What Type of Decision Maker Are You?

“The building is on fire! Get out, now!”


“It is lunchtime. We are going to Applebee’s, now!”


One of these is appropriate. One of these is not.


As leaders, we need to exercise situational decision making, choosing the optimal method by which we leverage our authority and influence to direct those entrusted to our care.


When the building is on fire, unilateral decisiveness is prudent. We are not going to assemble an evacuation planning committee. In this crisis, the boss (noun) needs to boss (verb). However, when deciding upon a multi-year marketing campaign, the ultimate decision maker would be wise to employ a more methodical process by which the environment is analyzed, courses of action are developed, alternatives are poked and prodded, and minority opinions are aired. Then the decision is made.


Psychometric analyses are available which provide pretty good predictive modeling of our dispositional attributes. These relatively short self-reports (where you answer questions about yourself honestly) are good at placing us into “personality buckets”, such as introversion/extraversion or where we sit on a sliding scale when it comes to how we judge the world around us.


The schools within the fields of neuroscience and cognitive psychology may not be in unanimous agreement as to how are brains process decision-making tasks. They are, however, fairly aligned in agreeing that we each have some unique neuroanatomical or psychological predispositions, reflected through our personalities, that inform our preference for how we “make the call”.


Are you the man or woman that can get half the information you need and make a decision? Great.


Do you need to look under every rock, twice, before you can decide something? Great.


Neither is inherently wrong. But neither is inherently right. This is where situational leadership comes in.

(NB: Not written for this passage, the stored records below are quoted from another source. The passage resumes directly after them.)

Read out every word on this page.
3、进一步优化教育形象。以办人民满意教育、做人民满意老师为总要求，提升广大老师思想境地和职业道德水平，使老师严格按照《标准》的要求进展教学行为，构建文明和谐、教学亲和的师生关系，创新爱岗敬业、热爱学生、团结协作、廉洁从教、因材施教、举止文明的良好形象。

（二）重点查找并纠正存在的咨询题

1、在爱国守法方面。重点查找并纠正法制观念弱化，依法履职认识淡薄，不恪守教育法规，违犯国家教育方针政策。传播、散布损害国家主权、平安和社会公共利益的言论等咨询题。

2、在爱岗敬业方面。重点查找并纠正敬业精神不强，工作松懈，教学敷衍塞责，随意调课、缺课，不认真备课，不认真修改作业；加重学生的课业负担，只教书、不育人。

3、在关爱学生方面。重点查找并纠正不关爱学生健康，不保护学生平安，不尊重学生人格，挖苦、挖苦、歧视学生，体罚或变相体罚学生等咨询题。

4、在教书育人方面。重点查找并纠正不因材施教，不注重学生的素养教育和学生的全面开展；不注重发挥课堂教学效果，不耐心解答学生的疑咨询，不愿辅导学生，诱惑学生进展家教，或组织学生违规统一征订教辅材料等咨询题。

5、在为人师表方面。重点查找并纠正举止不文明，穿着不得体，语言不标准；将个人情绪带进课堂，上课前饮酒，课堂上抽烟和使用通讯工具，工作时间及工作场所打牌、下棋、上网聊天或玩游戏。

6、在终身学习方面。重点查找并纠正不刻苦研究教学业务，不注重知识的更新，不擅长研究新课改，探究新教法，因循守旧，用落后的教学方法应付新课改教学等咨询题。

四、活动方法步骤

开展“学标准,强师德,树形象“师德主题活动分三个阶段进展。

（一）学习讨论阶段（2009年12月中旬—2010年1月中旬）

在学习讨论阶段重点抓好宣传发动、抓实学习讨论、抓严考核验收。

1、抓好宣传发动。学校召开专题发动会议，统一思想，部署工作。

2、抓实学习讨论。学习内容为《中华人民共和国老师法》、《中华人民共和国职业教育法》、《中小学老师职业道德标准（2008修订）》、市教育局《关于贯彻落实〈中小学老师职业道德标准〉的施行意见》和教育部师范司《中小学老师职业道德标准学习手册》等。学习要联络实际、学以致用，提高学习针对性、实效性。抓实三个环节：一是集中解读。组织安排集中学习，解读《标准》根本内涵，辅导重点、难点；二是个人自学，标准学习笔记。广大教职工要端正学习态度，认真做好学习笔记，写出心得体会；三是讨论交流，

Each of us has a natural inclination (or preference) for how we make decisions. The quick deciders think the researchers are too slow. The researchers think the quick deciders are too rash. The answer is not necessarily a Goldilocks approach, where you meet in the middle; rather, it requires some introspection and self-imposed rules.


First, honestly assess what your natural disposition is. Quick or methodical? Either is fine! But next, think through some hypothetical scenarios where each could be advantageous or detrimental, endearing or offputting. Mentally role play what it would be like to be on the receiving end of those decisions in those circumstances. How would you react? How would others?


You need not try to overwrite your decision-making programming. You just need to be cognizant of what it is, appreciate the value of a different approach, and purposeful in choosing which is best suited to the decision at hand.